2e Dimanche de Carême, Marc 9, 2-10

Si Jésus n’avait pas pris volontairement la condition de Serviteur, la Transfiguration aurait été son lot quotidien. La gloire qui l’habitait aurait transparu chaque jour dans son humanité sainte. Mais cela, c’est de l’imagination, c’est une hypothèse, ce n’est pas de la théologie, car l’authentique théologie est un langage sur ce que Dieu est et ce que Dieu a fait « pour nous les hommes et pour notre salut ».

Or ce que Dieu a choisi, réellement, c’est l’incarnation de son Fils, dans l’humilité, dans la modestie, dans la pauvreté de Nazareth ; et la lumière éclatante de la Transfiguration, qui nous parle de gloire, d’union indicible avec le Père, nous révèle, par contraste, l’humilité du quotidien de Jésus. L’intensité de sa gloire est telle que même les vêtements de Jésus deviennent éblouissants. C’étaient pourtant des vêtements de charpentier.

C’est bien pourquoi la fête du Transfiguré est si chère à tous les cœurs contemplatifs : au-delà des prises de notre intelligence, elle déploie pour notre cœur le paradoxe inouï de la personne de Jésus, vrai Dieu et vrai homme, vrai charpentier métamorphosé un instant par la gloire.

Désormais Pierre, Jacques et Jean sauront que le salut n’est qu’en Jésus, et que les temps de Moïse et d’Élie sont passés. C’est tout le sens de la méprise de Pierre :« Rabbi, il est bon que nous soyons ici ! Faisons trois tentes ! » Trois tentes, Pierre ? mais il y en aurait deux de trop ! Faire trois tentes, ce serait aligner Jésus sur Moïse ou Élie : Jésus serait l’un des prophètes, sans plus !

C’est pourquoi Dieu le Père écarte l’initiative brouillonne de Pierre. Tout comme Dieu a bâti pour David une maison-dynastie, sans que David ait à bâtir sa maison au Seigneur, Dieu couvre les disciples de la nuée sans qu’ils aient pu bâtir leurs tentes de mains d’hommes. Et la voix venue du ciel commente le geste de Dieu :« Celui-ci est mon Fils bien-aimé ». « Celui-ci », dit la voix ; et les disciples ne voient plus que Jésus seul, comme au jour du Baptême où le vol de la colombe avait désigné Jésus seul, Jésus, le Bien-Aimé.

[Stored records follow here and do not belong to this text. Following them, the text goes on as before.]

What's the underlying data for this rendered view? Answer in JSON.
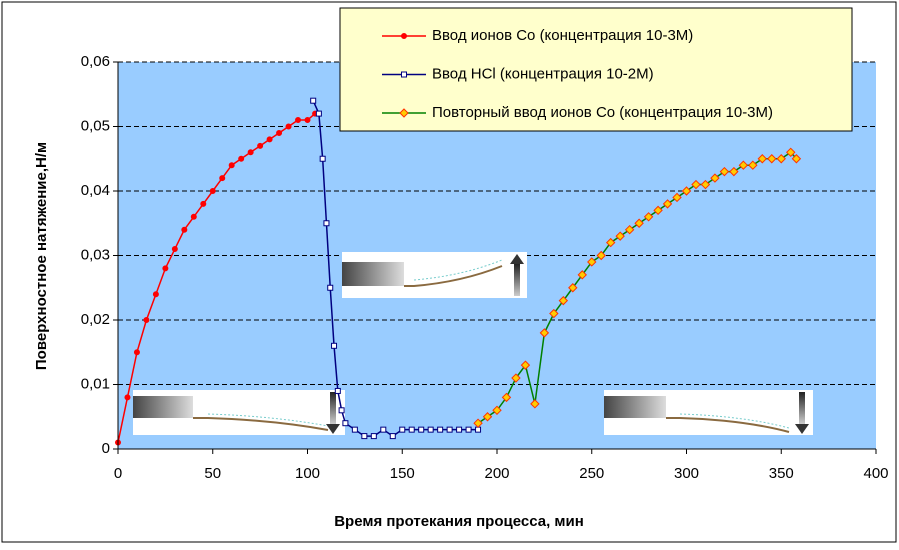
{
  "chart_data": {
    "type": "line",
    "xlabel": "Время протекания процесса, мин",
    "ylabel": "Поверхностное натяжение,Н/м",
    "xlim": [
      0,
      400
    ],
    "xticks": [
      0,
      50,
      100,
      150,
      200,
      250,
      300,
      350,
      400
    ],
    "ylim": [
      0,
      0.06
    ],
    "yticks": [
      0,
      {
        "value": 0.01,
        "label": "0,01"
      },
      {
        "value": 0.02,
        "label": "0,02"
      },
      {
        "value": 0.03,
        "label": "0,03"
      },
      {
        "value": 0.04,
        "label": "0,04"
      },
      {
        "value": 0.05,
        "label": "0,05"
      },
      {
        "value": 0.06,
        "label": "0,06"
      }
    ],
    "grid": true,
    "series": [
      {
        "name": "Ввод ионов Co (концентрация 10-3M)",
        "color": "#ff0000",
        "marker": "circle",
        "marker_color": "#ff0000",
        "x": [
          0,
          5,
          10,
          15,
          20,
          25,
          30,
          35,
          40,
          45,
          50,
          55,
          60,
          65,
          70,
          75,
          80,
          85,
          90,
          95,
          100,
          104
        ],
        "values": [
          0.001,
          0.008,
          0.015,
          0.02,
          0.024,
          0.028,
          0.031,
          0.034,
          0.036,
          0.038,
          0.04,
          0.042,
          0.044,
          0.045,
          0.046,
          0.047,
          0.048,
          0.049,
          0.05,
          0.051,
          0.051,
          0.052
        ]
      },
      {
        "name": "Ввод HCl (концентрация 10-2M)",
        "color": "#000080",
        "marker": "square",
        "marker_color": "#ffffff",
        "x": [
          103,
          106,
          108,
          110,
          112,
          114,
          116,
          118,
          120,
          125,
          130,
          135,
          140,
          145,
          150,
          155,
          160,
          165,
          170,
          175,
          180,
          185,
          190
        ],
        "values": [
          0.054,
          0.052,
          0.045,
          0.035,
          0.025,
          0.016,
          0.009,
          0.006,
          0.004,
          0.003,
          0.002,
          0.002,
          0.003,
          0.002,
          0.003,
          0.003,
          0.003,
          0.003,
          0.003,
          0.003,
          0.003,
          0.003,
          0.003
        ]
      },
      {
        "name": "Повторный ввод ионов Co (концентрация 10-3M)",
        "color": "#008000",
        "marker": "diamond",
        "marker_color": "#ffcc00",
        "x": [
          190,
          195,
          200,
          205,
          210,
          215,
          220,
          225,
          230,
          235,
          240,
          245,
          250,
          255,
          260,
          265,
          270,
          275,
          280,
          285,
          290,
          295,
          300,
          305,
          310,
          315,
          320,
          325,
          330,
          335,
          340,
          345,
          350,
          355,
          358
        ],
        "values": [
          0.004,
          0.005,
          0.006,
          0.008,
          0.011,
          0.013,
          0.007,
          0.018,
          0.021,
          0.023,
          0.025,
          0.027,
          0.029,
          0.03,
          0.032,
          0.033,
          0.034,
          0.035,
          0.036,
          0.037,
          0.038,
          0.039,
          0.04,
          0.041,
          0.041,
          0.042,
          0.043,
          0.043,
          0.044,
          0.044,
          0.045,
          0.045,
          0.045,
          0.046,
          0.045
        ]
      }
    ]
  }
}
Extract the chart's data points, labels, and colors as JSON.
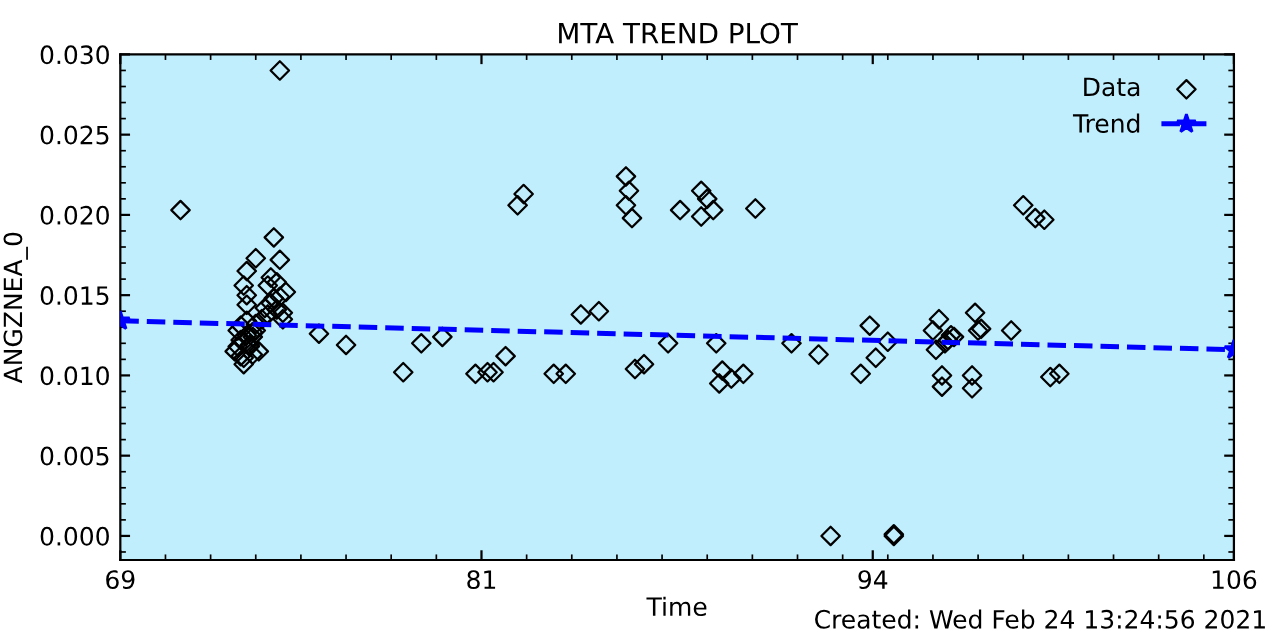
{
  "chart_data": {
    "type": "scatter",
    "title": "MTA TREND PLOT",
    "xlabel": "Time",
    "ylabel": "ANGZNEA_0",
    "annotations": [
      "Created: Wed Feb 24 13:24:56 2021"
    ],
    "xlim": [
      69,
      106
    ],
    "xticks": [
      69,
      81,
      94,
      106
    ],
    "ylim": [
      -0.0015,
      0.03
    ],
    "yticks": [
      {
        "value": 0,
        "label": "0.000"
      },
      {
        "value": 0.005,
        "label": "0.005"
      },
      {
        "value": 0.01,
        "label": "0.010"
      },
      {
        "value": 0.015,
        "label": "0.015"
      },
      {
        "value": 0.02,
        "label": "0.020"
      },
      {
        "value": 0.025,
        "label": "0.025"
      },
      {
        "value": 0.03,
        "label": "0.030"
      }
    ],
    "grid": false,
    "legend": "top right",
    "series": [
      {
        "name": "Data",
        "marker": "diamond",
        "color": "#000000",
        "x": [
          71.0,
          74.3,
          74.1,
          73.5,
          73.2,
          74.3,
          73.1,
          73.2,
          73.2,
          73.1,
          72.8,
          72.9,
          73.0,
          73.1,
          73.2,
          73.3,
          73.4,
          73.5,
          73.6,
          72.9,
          73.0,
          73.1,
          73.3,
          73.4,
          73.5,
          73.7,
          73.8,
          73.9,
          74.0,
          74.1,
          74.2,
          74.4,
          74.5,
          73.9,
          74.0,
          74.2,
          74.3,
          74.4,
          73.0,
          73.2,
          73.4,
          75.6,
          76.5,
          78.4,
          79.0,
          79.7,
          80.8,
          81.2,
          81.4,
          81.8,
          82.2,
          82.4,
          84.3,
          84.9,
          83.4,
          83.8,
          85.8,
          85.9,
          85.8,
          86.0,
          86.1,
          86.4,
          87.2,
          87.6,
          88.3,
          88.5,
          88.7,
          88.3,
          88.8,
          89.0,
          88.9,
          89.3,
          89.7,
          90.1,
          91.3,
          92.2,
          92.6,
          93.6,
          93.9,
          94.1,
          94.5,
          94.7,
          94.7,
          96.2,
          96.0,
          96.1,
          96.5,
          96.6,
          96.7,
          96.4,
          96.3,
          96.3,
          97.3,
          97.3,
          97.4,
          97.5,
          97.6,
          98.6,
          99.0,
          99.4,
          99.7,
          99.9,
          100.2
        ],
        "values": [
          0.0203,
          0.029,
          0.0186,
          0.0173,
          0.0165,
          0.0172,
          0.0156,
          0.015,
          0.0144,
          0.0107,
          0.0115,
          0.0118,
          0.0112,
          0.0121,
          0.0125,
          0.0118,
          0.0113,
          0.0128,
          0.0115,
          0.0128,
          0.0131,
          0.0111,
          0.0119,
          0.0124,
          0.0132,
          0.0135,
          0.0142,
          0.0138,
          0.0145,
          0.0148,
          0.0141,
          0.0135,
          0.0152,
          0.0156,
          0.0161,
          0.0158,
          0.0149,
          0.0139,
          0.0122,
          0.0134,
          0.0127,
          0.0126,
          0.0119,
          0.0102,
          0.012,
          0.0124,
          0.0101,
          0.0102,
          0.0102,
          0.0112,
          0.0206,
          0.0213,
          0.0138,
          0.014,
          0.0101,
          0.0101,
          0.0224,
          0.0215,
          0.0206,
          0.0198,
          0.0104,
          0.0107,
          0.012,
          0.0203,
          0.0215,
          0.021,
          0.0203,
          0.0199,
          0.012,
          0.0103,
          0.0095,
          0.0098,
          0.0101,
          0.0204,
          0.012,
          0.0113,
          0.0,
          0.0101,
          0.0131,
          0.0111,
          0.0121,
          0.0,
          0.0001,
          0.0135,
          0.0128,
          0.0116,
          0.0122,
          0.0125,
          0.0124,
          0.012,
          0.01,
          0.0093,
          0.01,
          0.0092,
          0.0139,
          0.0128,
          0.0129,
          0.0128,
          0.0206,
          0.0198,
          0.0197,
          0.0099,
          0.0101
        ]
      },
      {
        "name": "Trend",
        "type": "line",
        "marker": "star",
        "line_style": "dashed",
        "color": "#0000ff",
        "x": [
          69,
          106
        ],
        "values": [
          0.0134,
          0.0116
        ]
      }
    ]
  }
}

C’est bien ce que nous avons à vivre chaque jour dans la foi. Sortant en quelque sorte de la nuée théophanique, quand nous quittons l’oraison ou l’Eucharistie, nous ne voyons plus, dans l’ordinaire, que Jésus, « seul avec nous », en habits de charpentier. Mais chaque fois qu’il plaît à Dieu de « révéler son Fils en nous », nous percevons, à l’intime de nous-mêmes, transmise et amplifiée par l’Esprit Paraclet, la voix révélante du Père :« Celui-ci est mon Fils bien-aimé. Écoutez-le ! » Et nous nous sentons moins seuls et plus forts en descendant de la montagne.

Écouter Jésus, le Bien-Aimé, c’est adhérer à Dieu tel qu’il nous le révèle , c’est aussi regarder le monde comme il le regarde, et nous ouvrir au salut, à la vie nouvelle, que Jésus nous offre.

Écouter Jésus, c’est garder Dieu et son amour à l’horizon de notre vie, et entrer dans son dessein, jour après jour, parmi ceux qu’il nous donne à aimer et à servir.

Écouter Jésus, c’est nous tourner résolument vers l’avenir et rester aux avant-postes de l’espérance, « puisque, en Jésus Christ, Dieu nous donne de croire en l’homme et nous rend capables de transformer le monde selon son désir »(rapport Dagens, 1033a).

C’est la même espérance qui, au-delà de nos tâches terrestres, nous fait vivre dès aujourd’hui « plus haut que ce qui meurt » (Elisabeth). Car si la gloire de Dieu, c’est l’homme vivant, la vie de l’homme, c’est la vision de Dieu.